On the associated principal bundle, it is true that $\Omega=d_\omega\omega$, where $\Omega$ is the curvature form, $d_\omega=d\circ h^*$ is the covariant exterior derivative and $\omega$ is the $\mathfrak g$-valued connection form.
On the other hand, if we consider the vector bundle $\mathcal E$ only, if $\psi$ is a section, we can describe its covariant derivative locally as $$ d_\omega\psi=d\psi+\omega\psi. $$
Here $\omega$ is a local Lie-algebra valued 1-form. If we ignore its pathological transformation properties under the change of a local trivialization, we may see $\omega$ as either a local section of the adjoint bundle (adjoint bundle as in $P\times_{Ad}\mathfrak g$ where $P$ is the associated principal bundle), or as a local section of $\mathcal E \otimes\mathcal E^\ast$.
The action $\omega\psi$ is understood naturally if we go with the $\mathcal E \otimes\mathcal E^*$ view, otherwise if $G$ acts on the model fibre $E$ via a representation $\rho$, we may understand the action $\omega\psi$ to be happening through the corresponding Lie algebra representation $d\rho_e$.
We may extend the covariant exterior derivative to an $\mathcal E$ valued $k$-form as follows: If locally $$ \psi=\sum_{\mu_1<...<\mu_k}\psi_{\mu_1...\mu_k}dx^{\mu_1}\wedge...\wedge dx^{\mu_k}, $$ then $$ d_\omega\psi=\sum_{\mu_1<...<\mu_k}d_\omega\psi_{\mu_1...\mu_k}\wedge dx^{\mu_1}\wedge...\wedge dx^{\mu_k}. $$
We may also extend $d_\omega$ to $k$-forms which take their values in the tensor product bundle constructed out of $\mathcal E$ and $\mathcal E^*$.
Particularily, for a $\mathcal E \otimes \mathcal E^*$-valued $1$-form $\lambda$ we have $$ d_\omega \lambda=d_\omega\lambda_{\mu}\wedge dx^\mu=(d\lambda_\mu+\omega\lambda_\mu-\lambda_\mu\omega)\wedge dx^\mu=d\lambda+(\omega_\nu\lambda_\mu-\lambda_\mu\omega_\nu)dx^\nu\wedge dx^\mu=d\lambda+\omega\wedge\lambda+\lambda\wedge\omega.$$
If we apply this to $\omega$ itself, we get $$ d_\omega\omega=d\omega+2\omega\wedge\omega, $$ on the other hand, the curvature form is $$ \Omega=d\omega+\omega\wedge\omega. $$
So questions:
Is the curvature actually the covariant exterior derivative of the connection?

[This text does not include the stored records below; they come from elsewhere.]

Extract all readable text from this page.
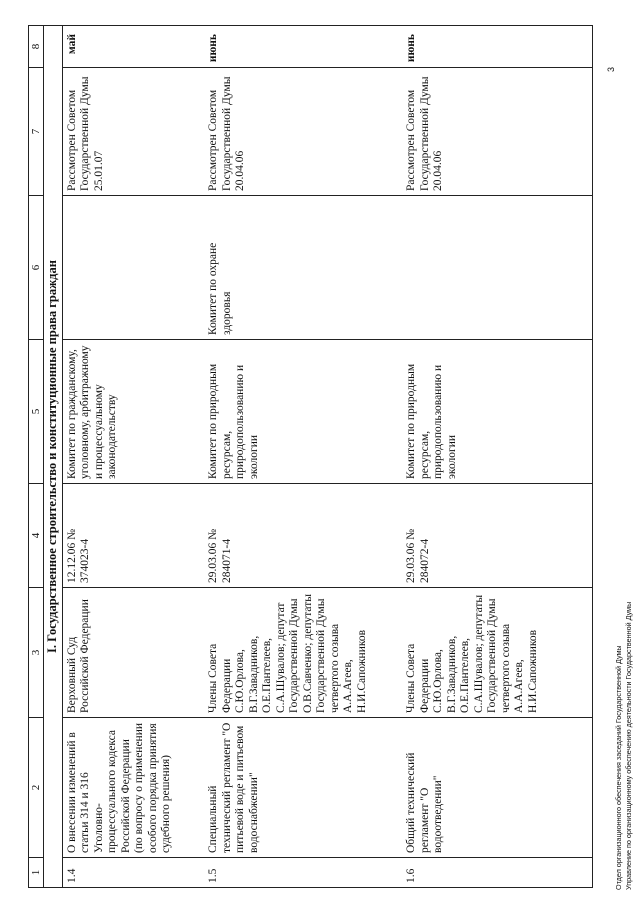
1	2	3	4	5	6	7	8
I. Государственное строительство и конституционные права граждан							
1.4	О внесении изменений в статьи 314 и 316 Уголовно-процессуального кодекса Российской Федерации (по вопросу о применении особого порядка принятия судебного решения)	Верховный Суд Российской Федерации	12.12.06 № 374023-4	Комитет по гражданскому, уголовному, арбитражному и процессуальному законодательству		Рассмотрен Советом Государственной Думы 25.01.07	май
1.5	Специальный технический регламент "О питьевой воде и питьевом водоснабжении"	Члены Совета Федерации С.Ю.Орлова, В.Г.Завадников, О.Е.Пантелеев, С.А.Шувалов; депутат Государственной Думы О.В.Савченко; депутаты Государственной Думы четвертого созыва А.А.Агеев, Н.И.Сапожников	29.03.06 № 284071-4	Комитет по природным ресурсам, природопользованию и экологии	Комитет по охране здоровья	Рассмотрен Советом Государственной Думы 20.04.06	июнь
1.6	Общий технический регламент "О водоотведении"	Члены Совета Федерации С.Ю.Орлова, В.Г.Завадников, О.Е.Пантелеев, С.А.Шувалов; депутаты Государственной Думы четвертого созыва А.А.Агеев, Н.И.Сапожников	29.03.06 № 284072-4	Комитет по природным ресурсам, природопользованию и экологии		Рассмотрен Советом Государственной Думы 20.04.06	июнь
Отдел организационного обеспечения заседаний Государственной Думы Управление по организационному обеспечению деятельности Государственной Думы
3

Doing this on the principal bundle says yes, the derivation here says no.
If so, how come I get that factor of 2 here? Did I make a mistake or what? Is the covariant exterior derivative of an adjoint-bundle valued form not the same as the covariant exterior derivative of an $\mathcal E \otimes \mathcal E^*$-valued form?